This post can help writers and those who want to write gain confidence in the craft.
Be a writer
Writers’ write. If you’re going to improve your confidence in the craft, write every day. It doesn’t matter what you’re writing. Write what’s on your mind. Develop a response to a prompt, write dialogue. Don’t plan it, don’t worry about it, just write. It doesn’t have to be something you’re proud of—that you would share with people—it can be nonsense. It will lead to something good.
There are ways to get it out. Take notes whenever you have an idea in mind. Save them, perhaps in one place, where you can access them like items in a catalog to draw from later.
Make time to write. Set aside time every day of the week to get your contact out. Whether it’s 4:00 to 8:00 a.m., or midnight: get content out.
Give yourself time to write, or seal it to make it yours. You can be productive with just an hour of writing. But if you’re intent on building up your craft, put more time into it. Two hours gives time to develop a story, rewrite sections you trash, go deeper and push yourself to do new things with it, because what you’re doing in that two hours is going twice as far as what you think you can do. And that’s when your ideas come flying out.
This is not to say that you are going to be satisfied with what you produce in two hours. But two hours a day for two weeks might take you through a completed short story. Two hours of uninterrupted time spent on your craft can be rewarding, but it’s a seed for something greater.
Read every day. Whether you’re into Tolstoy or Rachel Kushner, just read. Think about what you’ve read, talk about it with people, note styles. Read writers who don’t interest you. Read garbage, read everything—it all comes to positive influence in your work. Even if it’s just a way to say that you write so much better than what you’ve just read. That’s your ego telling you what’s up. It will do that a lot. But look out, because it’ll get beat up once in a while, and the effects of those beatings last a lot longer than worthless praise.
Improve your content
Consider your audience.
Control the common phrasing of the day. Get rid of the filler. Note what you’re doing. Why have you made the choices you have? Why are you developing the plot in one direction rather than another? Answer these questions, they’ll make your writing stronger.

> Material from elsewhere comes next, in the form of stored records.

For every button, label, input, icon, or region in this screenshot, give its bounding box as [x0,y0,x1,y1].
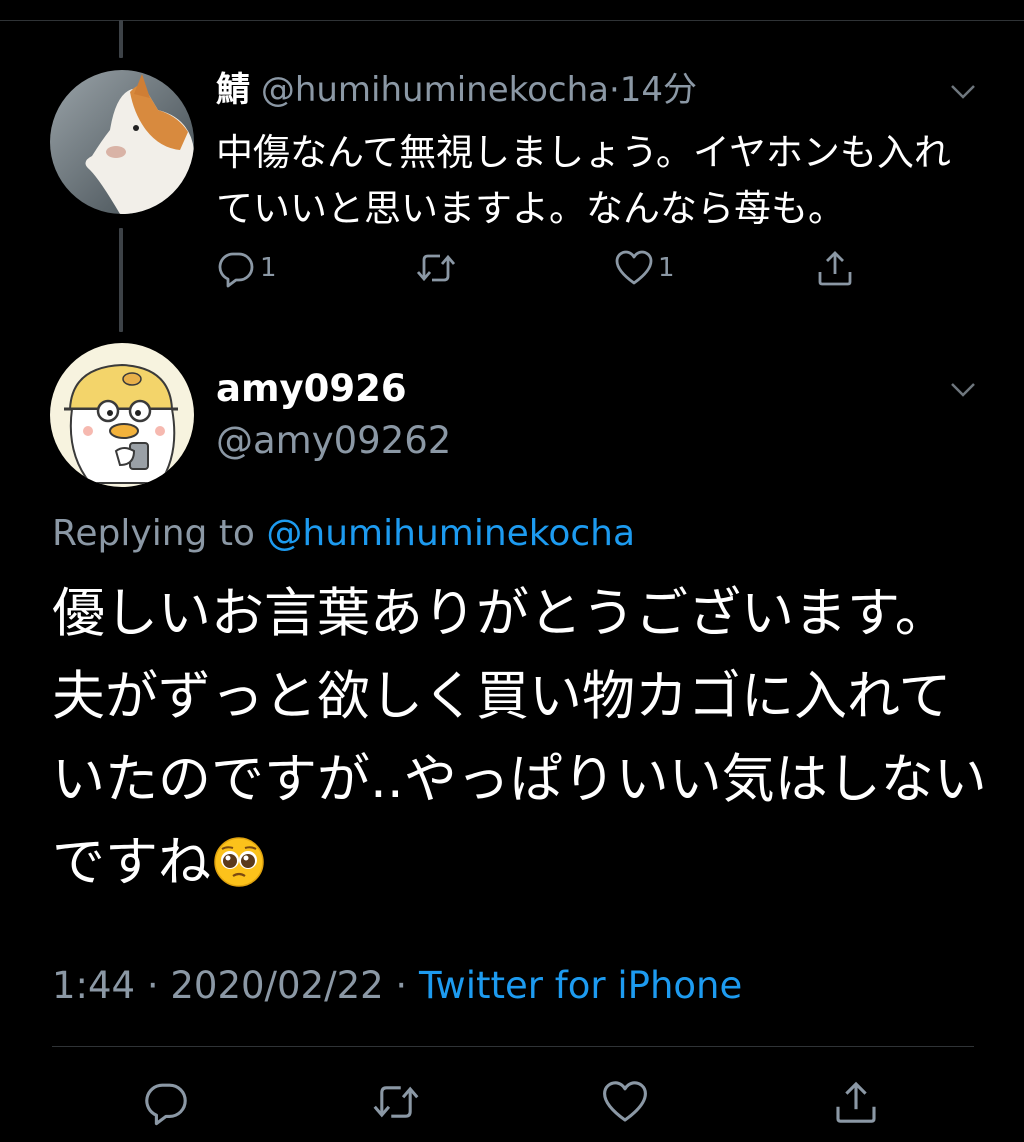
main-tweet-body: 優しいお言葉ありがとうございます。夫がずっと欲しく買い物カゴに入れていたのですが… [52,572,992,904]
like-icon [603,1081,647,1122]
chevron-down-icon[interactable] [948,374,978,404]
parent-like-count: 1 [658,253,675,283]
share-icon [836,1081,876,1123]
pleading-face-emoji-icon [214,837,264,887]
parent-avatar[interactable] [50,70,194,214]
parent-display-name[interactable]: 鯖 [216,70,250,110]
main-tweet-text: 優しいお言葉ありがとうございます。夫がずっと欲しく買い物カゴに入れていたのですが… [52,583,987,893]
parent-retweet-button[interactable] [414,248,458,288]
chevron-down-icon[interactable] [948,76,978,106]
main-share-button[interactable] [832,1078,880,1126]
retweet-icon [416,254,456,282]
retweet-icon [373,1086,419,1118]
parent-share-button[interactable] [815,248,855,288]
timestamp-dot: · [395,964,408,1007]
top-divider [0,20,1024,21]
replying-mention-link[interactable]: @humihuminekocha [266,513,635,554]
main-retweet-button[interactable] [370,1078,422,1126]
author-display-name[interactable]: amy0926 [216,366,407,412]
actions-divider [52,1046,974,1047]
parent-reply-button[interactable]: 1 [216,248,277,288]
tweet-time[interactable]: 1:44 [52,964,135,1007]
thread-line-top [119,20,123,58]
tweet-date[interactable]: 2020/02/22 [170,964,383,1007]
parent-time[interactable]: 14分 [620,70,697,110]
replying-prefix: Replying to [52,513,255,554]
replying-to: Replying to @humihuminekocha [52,510,635,558]
main-like-button[interactable] [601,1078,649,1126]
like-icon [615,250,653,285]
tweet-timestamp: 1:44 · 2020/02/22 · Twitter for iPhone [52,962,742,1010]
author-handle[interactable]: @amy09262 [216,418,451,464]
author-avatar[interactable] [50,343,194,487]
parent-tweet-text: 中傷なんて無視しましょう。イヤホンも入れていいと思いますよ。なんなら苺も。 [216,131,951,230]
reply-icon [145,1083,187,1126]
timestamp-dot: · [146,964,159,1007]
parent-reply-count: 1 [260,253,277,283]
share-icon [818,251,852,286]
parent-name-row: 鯖 @humihuminekocha·14分 [216,70,697,110]
parent-separator: · [608,70,620,110]
parent-handle[interactable]: @humihuminekocha [261,70,609,110]
reply-icon [218,252,254,288]
tweet-source-link[interactable]: Twitter for iPhone [419,964,742,1007]
parent-like-button[interactable]: 1 [614,248,675,288]
main-reply-button[interactable] [142,1078,190,1126]
thread-line-bottom [119,228,123,332]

Common phrasing isn’t the way people talk, it’s the clichéd expectation of conversation.
Write powerful sentences by using direct living language that doesn’t mince or waste words and has a purpose to contribute to the plot. The reality of the world you write is contained in the language the characters speak.
Experiment. Don’t overdo it or censor yourself as you go. Let your writing come out. If an experimental paragraph is bothering you, leave it alone and rewrite it conventionally and then keep going. Go back to the experimental section later. You may discover that the experiment you tried will end up being the standard for your book. Always pay attention to your experiments and only erase it if it’s foul and cannot be used for anything. Give yourself the benefit of the doubt. If you wrote four sentences of garbage but there’s a good idea in there, hang on to the idea. A bad sentence expressing a good idea is worth keeping. Put it in a notebook. Keep good ideas.
Make it clear
Experiment in your work and think of your audience. Keep it clear how your characters get from one place to another, how your story moves along. Once you create the logic, stay in the rules of the logic. Yes, things will clear up in the revision, but in order for the revision to go well you want to construct the skeleton of your book well so that it holds up during revisions. Otherwise you may be going through passages of content that you’re consistently making better in the revision, only to find a section that tapers off with no logical sequencing into the next section. This can be frustrating, it can mean many things; like having to rewrite characters in other parts of the book because the dialogue and action needs to be different. It’s best to be as consistent as possible going all the way through the text. So even if you’re writing an experimental novel, you’re doing so within a formula that makes it all work.
Revise
This is where your writing will go from bad or good to great. Read your work aloud. Read it aloud before you begin revising, so you can see the problems in the entire section you will be covering. Get feedback from people, especially seek it from people who are merely acquaintances or whom you don’t know. A good critic will say what’s working in the piece but focus on its problematic aspects. This is what you want! Your books not gonna get better by resting on your laurels. It’s going to improve by making changes. Readers who give critical comments are invaluable. Heeding their comments will make your content stronger.
Once you workshop a piece, revise it again. Revision is a many time process.
Submit your work
Get your work out there. Be prepared for rejection. A piece that’s rejected from a periodical is either not right for the periodical or no good. If it’s not right for the periodical, find a publication that publishes the kind of material you’re writing. Everybody gets rejected, don’t worry about it. You’re not a professional if you’re offended by rejection.
If your writing is no good it’s either a badly written story or it simply has mistakes in it that can’t be overlooked by the editor who reviewed it for their publication. If it’s the former, keep trying and you’ll write a good story. If it’s the latter, tighten up ship and only send out work that has been proofread by reading out loud. Proofreading is ideally done with a hard copy of your text, a ruler, pencil, and a highlighter. Go through the text making corrections line by line.